Florida
Fla. Stat. §§ 39.201, 39.204, 39.205 — Florida mandatory-reporting statute
- Clergy named as mandatory reporter?
- No
- Confessional exemption?
- Yes
- Statute
- Fla. Stat. §§ 39.201, 39.204, 39.205
- Clergy named
- All-person
- Pending
- 2 (CS/SB590)
Florida has one of the broader reporting frameworks in the country. Section 39.201 imposes the duty on any person with reasonable cause to suspect child abuse, abandonment, neglect, sexual abuse, or juvenile sexual abuse, and routes those reports to the 24/7 central abuse hotline operated by the Department of Children and Families.
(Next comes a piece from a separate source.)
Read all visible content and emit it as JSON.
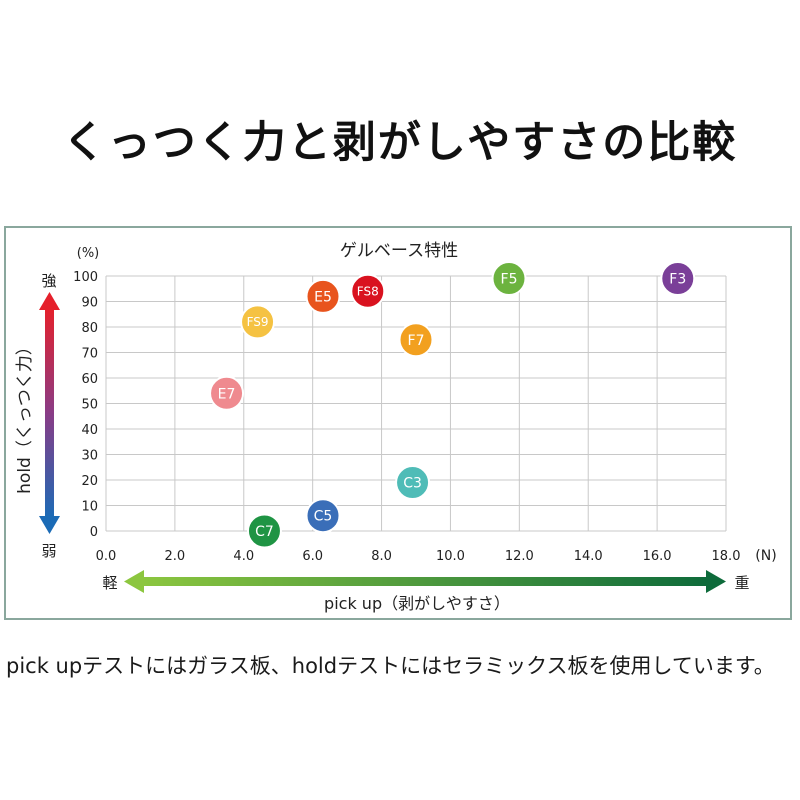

Knowing failure to report is a third-degree felony under § 39.205(1), and schools, colleges, and universities whose administrators knowingly fail to report face institutional fines up to $1 million. The carveout sits one section away from the reporting duty: § 39.204 abrogates spousal and most professional-client privileges in child-abuse matters but expressly preserves attorney-client privilege and the clergy-penitent privilege at § 90.505. The 2026 legislative session is moving CS/SB 590 and its House companion HB 373 to toll the statute of limitations on failure-to-report offenses until law enforcement learns of the violation, targeting institutional concealment. Neither bill touches the § 39.204 carveout itself. Closing that carveout is the work UCO is pushing in Florida and every state where a confession-style privilege sits inside the reporting statute.